Political News

Trump Says ‘There Is No Longer a Nuclear Threat’ after Kim Meeting

WASHINGTON — President Donald Trump returned to the United States early Wednesday praising his diplomatic prowess after his meeting with the North Korean leader and declaring, “There is no longer a Nuclear Threat” from Pyongyang.

Posted Updated
Trump Says ‘There Is No Longer a Nuclear Threat’ after Kim Meeting
By
EILEEN SULLIVAN
, New York Times

WASHINGTON — President Donald Trump returned to the United States early Wednesday praising his diplomatic prowess after his meeting with the North Korean leader and declaring, “There is no longer a Nuclear Threat” from Pyongyang.

In a series of Twitter posts at dawn, the president projected confidence as Air Force One landed outside Washington. After his summit meeting with Kim Jong Un, the North Korean leader, in Singapore, Trump appeared to be taking a victory lap even as critics cautioned that the nuclear threat from North Korea is far from over.

“Just landed - a long trip, but everybody can now feel much safer than the day I took office,” he wrote. “There is no longer a Nuclear Threat from North Korea. Meeting with Kim Jong Un was an interesting and very positive experience. North Korea has great potential for the future!”

“Before taking office people were assuming that we were going to War with North Korea,” he wrote in another post. “President Obama said that North Korea was our biggest and most dangerous problem.
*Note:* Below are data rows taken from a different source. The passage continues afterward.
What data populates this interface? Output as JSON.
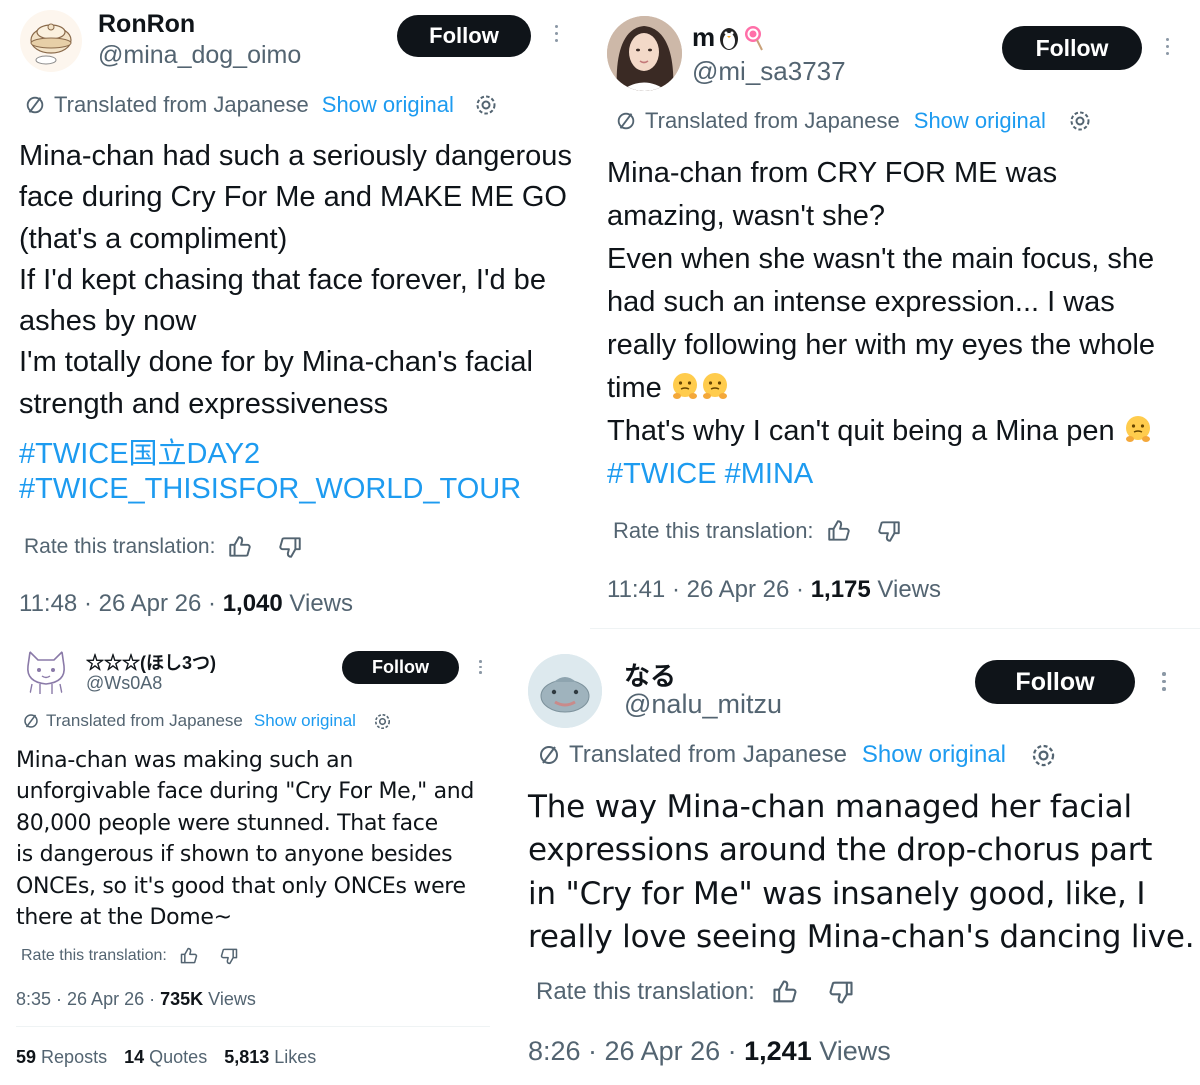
{
  "colors": {
    "text": "#0f1419",
    "muted": "#536471",
    "link": "#1d9bf0",
    "follow_bg": "#0f1419",
    "follow_text": "#ffffff"
  },
  "translation": {
    "label": "Translated from Japanese",
    "show_original": "Show original",
    "rate": "Rate this translation:",
    "views_word": "Views"
  },
  "tweets": [
    {
      "name": "RonRon",
      "handle": "@mina_dog_oimo",
      "follow": "Follow",
      "lines": [
        "Mina-chan had such a seriously dangerous",
        "face during Cry For Me and MAKE ME GO",
        "(that's a compliment)",
        "If I'd kept chasing that face forever, I'd be",
        "ashes by now",
        "I'm totally done for by Mina-chan's facial",
        "strength and expressiveness"
      ],
      "hashtags": [
        "#TWICE国立DAY2",
        "#TWICE_THISISFOR_WORLD_TOUR"
      ],
      "time": "11:48 · 26 Apr 26 · ",
      "views": "1,040"
    },
    {
      "name": "m",
      "handle": "@mi_sa3737",
      "follow": "Follow",
      "lines": [
        "Mina-chan from CRY FOR ME was",
        "amazing, wasn't she?",
        "Even when she wasn't the main focus, she",
        "had such an intense expression... I was",
        "really following her with my eyes the whole",
        "time",
        "That's why I can't quit being a Mina pen"
      ],
      "hashtags": [
        "#TWICE",
        "#MINA"
      ],
      "time": "11:41 · 26 Apr 26 · ",
      "views": "1,175"
    },
    {
      "name": "☆☆☆(ほし3つ)",
      "handle": "@Ws0A8",
      "follow": "Follow",
      "lines": [
        "Mina-chan was making such an",
        "unforgivable face during \"Cry For Me,\" and",
        "80,000 people were stunned. That face",
        "is dangerous if shown to anyone besides",
        "ONCEs, so it's good that only ONCEs were",
        "there at the Dome~"
      ],
      "time": "8:35 · 26 Apr 26 · ",
      "views": "735K",
      "stats": [
        {
          "value": "59",
          "label": "Reposts"
        },
        {
          "value": "14",
          "label": "Quotes"
        },
        {
          "value": "5,813",
          "label": "Likes"
        }
      ]
    },
    {
      "name": "なる",
      "handle": "@nalu_mitzu",
      "follow": "Follow",
      "lines": [
        "The way Mina-chan managed her facial",
        "expressions around the drop-chorus part",
        "in \"Cry for Me\" was insanely good, like, I",
        "really love seeing Mina-chan's dancing live."
      ],
      "time": "8:26 · 26 Apr 26 · ",
      "views": "1,241"
    }
  ]
}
No longer - sleep well tonight!”

And the president pushed back against criticism that he had handed a victory to Kim by promising to cease military exercises that Trump described as “war games.”

“We save a fortune by not doing war games, as long as we are negotiating in good faith - which both sides are!” he wrote.

Trump also touted his political influence in a House Republican primary race in South Carolina that ousted the incumbent, Rep. Mark Sanford, in favor of a conservative challenger, Katie Arrington. On Tuesday afternoon, Trump had tweeted that Sanford is “nothing but trouble.”

“My political representatives didn’t want me to get involved in the Mark Sanford primary thinking that Sanford would easily win - but with a few hours left I felt that Katie was such a good candidate, and Sanford was so bad, I had to give it a shot,” he wrote Wednesday. “Congrats to Katie Arrington!”

The president’s schedule, as released by the White House, listed no public events Wednesday. But he issued 10 posts on Twitter before 8 a.m., including his declaration that the threat from North Korea had been eliminated, and praise for the United States, Mexico and Canada for winning the bid to host soccer’s 2026 World Cup.

As Trump returned to the White House, questions remained about whether the United States gave up more than it gained at what had been a much-anticipated meeting between Trump and Kim.

A joint statement signed by the two leaders did not include a timeline for denuclearization or details about how the North would move forward. Instead, the document — which many had hoped would be a road map for a nuclear agreement — was filled with diplomatic language that had been used in previous statements over the past 20 years.

At the end of the hourslong meetings, Trump praised Kim as “talented.”

“Anybody that takes over a situation like he did at 26 years of age and is able to run it and run it tough — I don’t say it was nice, or I don’t say anything about it — he ran it,” Trump said, glossing over the decades of human rights abuses North Koreans have faced.

Kim is known for his brutal style, ordering the executions of at least 340 people since he took over power from his father in 2011.

Still, the president acknowledged that there is no certainty that the North will get rid of its nuclear weapons.

“You can’t ensure anything. All I can say is they want to make a deal. That’s what I do. My whole life has been deals. I’ve done great at it and that’s what I do,” Trump said in a news conference with reporters Tuesday after the meetings.

“And I know when somebody wants to deal and I know when somebody doesn’t,” Trump said. “A lot of politicians don’t. That’s not their thing, but it is my thing.”